Research

Job Market Paper

What goes around comes around: the US climate-economic cycle [ link ] with Alessandra Testa

We use a spatial data set of US temperatures in a factor-augmented VAR to quantify the contribution of the US economy to fluctuations in temperatures over the past 70 years. Economic expansions do not only lead to warming: technology improvements initially decrease temperatures, whereas capital and labor supply shocks increase them rapidly and persistently. Taken together, these economic shocks explain around 25% of long-term temperature variation in the US. In turn, temperature shocks induce small contractions in aggregate GDP, but can even be beneficial for the economy, when they predominantly hit the western states.

Working papers:

Forecasting Bilateral Refugee Flows with High-dimensional Data and Machine Learning Techniques [ link ] with Andre Groeger, Tobias Heidland, Finja Krueger and Conghan Zheng (R&R at Journal of Economic Geography)

We develop monthly refugee flow forecasting models for 150 origin countries to the EU27, using machine learning and high-dimensional data, including digital trace data from Google Trends. Comparing different models and forecasting horizons and validating them out-of-sample, we find that an ensemble forecast combining Random Forest and Extreme Gradient Boosting algorithms consistently outperforms for forecast horizons between 3 to 12 months. For large refugee flow corridors, this holds in a parsimonious model exclusively based on Google Trends variables, which has the advantage of close-to-real-time availability. We provide practical recommendations about how our approach can enable ahead-of-period refugee forecasting applications. 


The Effects of Monetary Policy Shocks on Risk [ link ]

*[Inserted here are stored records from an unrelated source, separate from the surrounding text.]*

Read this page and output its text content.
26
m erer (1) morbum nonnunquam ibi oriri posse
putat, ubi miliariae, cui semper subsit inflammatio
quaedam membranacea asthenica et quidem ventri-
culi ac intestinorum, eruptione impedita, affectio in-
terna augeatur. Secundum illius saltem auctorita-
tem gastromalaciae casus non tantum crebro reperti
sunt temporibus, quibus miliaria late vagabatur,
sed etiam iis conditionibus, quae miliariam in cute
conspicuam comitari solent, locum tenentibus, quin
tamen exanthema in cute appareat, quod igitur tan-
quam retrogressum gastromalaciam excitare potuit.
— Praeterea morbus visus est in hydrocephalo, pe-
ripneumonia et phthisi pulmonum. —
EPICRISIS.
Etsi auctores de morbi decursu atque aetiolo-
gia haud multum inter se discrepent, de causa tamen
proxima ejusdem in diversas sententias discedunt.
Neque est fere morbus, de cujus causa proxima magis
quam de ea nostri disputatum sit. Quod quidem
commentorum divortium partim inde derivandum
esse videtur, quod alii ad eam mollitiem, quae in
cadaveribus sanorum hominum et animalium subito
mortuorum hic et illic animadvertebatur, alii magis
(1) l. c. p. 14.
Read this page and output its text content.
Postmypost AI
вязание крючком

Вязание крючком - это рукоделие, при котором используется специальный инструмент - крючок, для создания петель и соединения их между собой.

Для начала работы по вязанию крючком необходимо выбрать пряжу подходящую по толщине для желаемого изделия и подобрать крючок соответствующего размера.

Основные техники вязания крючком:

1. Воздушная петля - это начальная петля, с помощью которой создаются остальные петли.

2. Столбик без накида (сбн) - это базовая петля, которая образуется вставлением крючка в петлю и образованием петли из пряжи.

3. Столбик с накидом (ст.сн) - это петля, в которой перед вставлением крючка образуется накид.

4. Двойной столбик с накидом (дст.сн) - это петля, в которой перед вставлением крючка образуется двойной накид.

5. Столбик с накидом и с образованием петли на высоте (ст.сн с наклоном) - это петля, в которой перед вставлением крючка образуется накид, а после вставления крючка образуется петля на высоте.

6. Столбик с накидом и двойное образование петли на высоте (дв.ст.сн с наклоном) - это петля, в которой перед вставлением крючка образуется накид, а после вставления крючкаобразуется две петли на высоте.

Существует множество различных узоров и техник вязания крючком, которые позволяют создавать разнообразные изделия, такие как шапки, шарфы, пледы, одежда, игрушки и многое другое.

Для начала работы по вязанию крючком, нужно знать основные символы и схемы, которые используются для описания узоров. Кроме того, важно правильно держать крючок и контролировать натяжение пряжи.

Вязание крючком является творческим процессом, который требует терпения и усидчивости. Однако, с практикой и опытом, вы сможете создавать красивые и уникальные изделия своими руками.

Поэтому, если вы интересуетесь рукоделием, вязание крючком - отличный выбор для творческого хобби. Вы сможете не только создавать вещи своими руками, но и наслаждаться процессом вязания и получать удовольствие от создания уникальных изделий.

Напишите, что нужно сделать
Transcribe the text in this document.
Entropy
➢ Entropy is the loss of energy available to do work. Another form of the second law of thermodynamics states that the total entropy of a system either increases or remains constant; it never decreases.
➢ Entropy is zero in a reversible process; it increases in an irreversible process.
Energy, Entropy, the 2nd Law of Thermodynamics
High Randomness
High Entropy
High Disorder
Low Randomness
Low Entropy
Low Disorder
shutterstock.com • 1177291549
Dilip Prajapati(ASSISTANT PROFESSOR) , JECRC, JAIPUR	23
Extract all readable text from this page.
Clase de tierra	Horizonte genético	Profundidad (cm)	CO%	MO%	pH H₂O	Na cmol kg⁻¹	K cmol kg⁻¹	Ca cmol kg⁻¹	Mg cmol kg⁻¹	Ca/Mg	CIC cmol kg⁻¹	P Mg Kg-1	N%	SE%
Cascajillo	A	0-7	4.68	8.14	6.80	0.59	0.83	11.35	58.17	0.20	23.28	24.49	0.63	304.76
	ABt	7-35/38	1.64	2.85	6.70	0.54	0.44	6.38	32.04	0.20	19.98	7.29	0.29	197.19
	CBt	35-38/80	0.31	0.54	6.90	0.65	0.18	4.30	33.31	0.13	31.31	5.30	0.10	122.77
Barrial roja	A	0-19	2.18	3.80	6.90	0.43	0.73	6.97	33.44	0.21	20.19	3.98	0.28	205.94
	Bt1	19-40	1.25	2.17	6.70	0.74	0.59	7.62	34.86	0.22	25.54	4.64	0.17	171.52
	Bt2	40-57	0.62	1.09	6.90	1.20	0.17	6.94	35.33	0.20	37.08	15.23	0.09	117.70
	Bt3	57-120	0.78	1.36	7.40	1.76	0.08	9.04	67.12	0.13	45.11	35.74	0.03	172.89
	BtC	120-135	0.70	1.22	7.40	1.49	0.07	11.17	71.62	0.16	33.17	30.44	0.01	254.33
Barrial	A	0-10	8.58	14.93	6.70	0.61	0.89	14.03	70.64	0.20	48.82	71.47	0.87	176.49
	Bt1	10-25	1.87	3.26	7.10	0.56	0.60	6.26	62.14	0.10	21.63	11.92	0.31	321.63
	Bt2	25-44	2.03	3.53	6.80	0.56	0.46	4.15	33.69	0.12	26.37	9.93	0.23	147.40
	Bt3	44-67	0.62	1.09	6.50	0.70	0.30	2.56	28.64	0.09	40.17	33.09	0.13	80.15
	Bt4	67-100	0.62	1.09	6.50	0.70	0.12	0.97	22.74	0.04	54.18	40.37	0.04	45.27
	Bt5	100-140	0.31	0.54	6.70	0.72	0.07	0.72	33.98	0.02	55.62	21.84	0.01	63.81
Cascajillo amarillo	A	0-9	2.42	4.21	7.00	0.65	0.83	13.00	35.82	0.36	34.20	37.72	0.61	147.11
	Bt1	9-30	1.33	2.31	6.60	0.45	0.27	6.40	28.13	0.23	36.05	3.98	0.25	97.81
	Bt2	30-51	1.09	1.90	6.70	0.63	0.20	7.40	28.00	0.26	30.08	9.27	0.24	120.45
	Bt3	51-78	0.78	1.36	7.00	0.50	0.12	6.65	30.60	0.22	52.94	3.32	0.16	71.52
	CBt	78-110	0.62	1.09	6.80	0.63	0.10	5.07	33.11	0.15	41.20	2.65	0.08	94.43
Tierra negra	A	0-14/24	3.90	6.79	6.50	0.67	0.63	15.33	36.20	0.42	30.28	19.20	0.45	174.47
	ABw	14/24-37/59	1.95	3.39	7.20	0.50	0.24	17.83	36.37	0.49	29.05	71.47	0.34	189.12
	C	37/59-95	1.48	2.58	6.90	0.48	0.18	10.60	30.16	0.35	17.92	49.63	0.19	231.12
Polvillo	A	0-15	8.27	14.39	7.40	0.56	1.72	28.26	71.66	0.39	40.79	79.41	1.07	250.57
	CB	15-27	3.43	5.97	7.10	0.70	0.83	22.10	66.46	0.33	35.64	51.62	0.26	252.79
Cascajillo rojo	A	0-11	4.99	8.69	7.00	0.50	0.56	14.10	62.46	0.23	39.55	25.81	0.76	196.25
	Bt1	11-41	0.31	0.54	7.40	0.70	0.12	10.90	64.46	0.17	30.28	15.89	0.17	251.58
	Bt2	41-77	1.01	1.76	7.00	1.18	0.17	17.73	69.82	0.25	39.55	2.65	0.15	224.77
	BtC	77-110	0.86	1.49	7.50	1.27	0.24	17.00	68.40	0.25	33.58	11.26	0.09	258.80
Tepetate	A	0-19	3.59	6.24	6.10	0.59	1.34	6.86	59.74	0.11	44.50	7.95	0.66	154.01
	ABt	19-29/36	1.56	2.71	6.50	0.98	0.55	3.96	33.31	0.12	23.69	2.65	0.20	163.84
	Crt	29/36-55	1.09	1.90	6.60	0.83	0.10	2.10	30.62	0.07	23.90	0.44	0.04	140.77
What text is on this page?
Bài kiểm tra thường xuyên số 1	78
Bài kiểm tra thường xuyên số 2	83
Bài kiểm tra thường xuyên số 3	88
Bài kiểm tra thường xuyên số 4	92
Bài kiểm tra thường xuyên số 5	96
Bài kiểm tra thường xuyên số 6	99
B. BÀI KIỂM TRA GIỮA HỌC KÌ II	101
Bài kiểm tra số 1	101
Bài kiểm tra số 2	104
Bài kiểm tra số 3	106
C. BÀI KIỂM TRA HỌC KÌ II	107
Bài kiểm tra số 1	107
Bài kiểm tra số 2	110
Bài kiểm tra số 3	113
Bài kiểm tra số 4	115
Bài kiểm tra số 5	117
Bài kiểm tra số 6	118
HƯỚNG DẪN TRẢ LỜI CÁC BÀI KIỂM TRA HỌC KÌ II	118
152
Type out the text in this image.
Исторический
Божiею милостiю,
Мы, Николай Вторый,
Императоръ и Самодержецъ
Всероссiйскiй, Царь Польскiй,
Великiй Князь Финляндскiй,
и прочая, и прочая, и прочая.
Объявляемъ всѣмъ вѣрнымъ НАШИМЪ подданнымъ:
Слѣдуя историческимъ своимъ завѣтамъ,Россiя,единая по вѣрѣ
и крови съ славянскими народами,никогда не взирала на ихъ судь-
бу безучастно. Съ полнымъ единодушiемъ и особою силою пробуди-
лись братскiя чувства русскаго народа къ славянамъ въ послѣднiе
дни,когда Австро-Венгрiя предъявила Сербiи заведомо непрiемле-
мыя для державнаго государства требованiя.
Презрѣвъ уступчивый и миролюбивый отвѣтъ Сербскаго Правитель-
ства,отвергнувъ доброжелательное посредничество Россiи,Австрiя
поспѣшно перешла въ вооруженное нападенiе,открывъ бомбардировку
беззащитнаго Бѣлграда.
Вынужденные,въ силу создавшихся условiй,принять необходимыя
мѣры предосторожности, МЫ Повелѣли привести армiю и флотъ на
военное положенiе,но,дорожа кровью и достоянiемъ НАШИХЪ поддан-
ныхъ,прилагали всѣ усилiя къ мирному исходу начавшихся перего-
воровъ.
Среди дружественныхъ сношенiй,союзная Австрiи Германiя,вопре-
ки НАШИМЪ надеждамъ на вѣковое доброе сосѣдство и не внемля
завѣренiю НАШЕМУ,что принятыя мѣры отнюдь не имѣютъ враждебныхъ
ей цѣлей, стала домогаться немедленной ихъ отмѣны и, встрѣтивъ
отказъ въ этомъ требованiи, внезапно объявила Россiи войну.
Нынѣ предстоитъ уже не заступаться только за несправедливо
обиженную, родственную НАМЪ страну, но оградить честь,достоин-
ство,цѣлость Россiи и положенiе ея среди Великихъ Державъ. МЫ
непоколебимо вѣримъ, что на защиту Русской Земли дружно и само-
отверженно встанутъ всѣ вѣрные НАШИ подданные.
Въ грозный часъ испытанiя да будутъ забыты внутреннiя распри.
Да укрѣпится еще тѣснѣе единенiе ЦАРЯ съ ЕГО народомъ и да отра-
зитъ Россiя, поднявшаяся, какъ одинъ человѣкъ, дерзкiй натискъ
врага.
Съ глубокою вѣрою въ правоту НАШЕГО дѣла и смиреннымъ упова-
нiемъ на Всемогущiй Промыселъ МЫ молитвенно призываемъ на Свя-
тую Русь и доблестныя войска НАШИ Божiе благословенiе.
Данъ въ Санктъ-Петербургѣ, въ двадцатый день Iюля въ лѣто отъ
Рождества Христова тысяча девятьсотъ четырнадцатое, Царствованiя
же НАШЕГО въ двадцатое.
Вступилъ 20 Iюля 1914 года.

I study how monetary policy affects the predicted distributions of GDP growth and inflation in the US, in particular whether it can alleviate tail risks. These risks are captured as the time-varying conditional 5th (downside risk) and 95th (upside risk) quantiles of the forecasted distributions of the variables of interest. I find that contractionary shocks shift the expected distributions of both variables to the left, in line with established results, but exacerbate tail risks and create additional modes in the distribution which suggest increased probabilities of very bad growth outcomes and policy ineffectiveness vis-à-vis inflation. The bimodality is not present for expansionary shocks. In addition, in response to the shock, the distributions are skewed and inflation uncertainty actually increases in response to an attempt by the authority to control it. The results recall the idea of multiple equilibria resulting from weak policy responses to increases in inflation, but suggest that multiplicity may be related only to contractions. The findings are derived using a new model setup which combines quantile regression with a dynamic factor model.

Other work in progress:

Adaptation and time-varying effects of climate shocks on the United States with Alessandra Testa

We use a time-varying coefficient SVAR woth stochastic volatility to assess whether temperature shocks in the US have different effects over time. To do this we investigate if the shocks have become larger or if the transmission has changed, possibly due to adaptation. In particular, we construct a new time series of patents related to climate adaptation and mitigation to capture technological adaptation effects.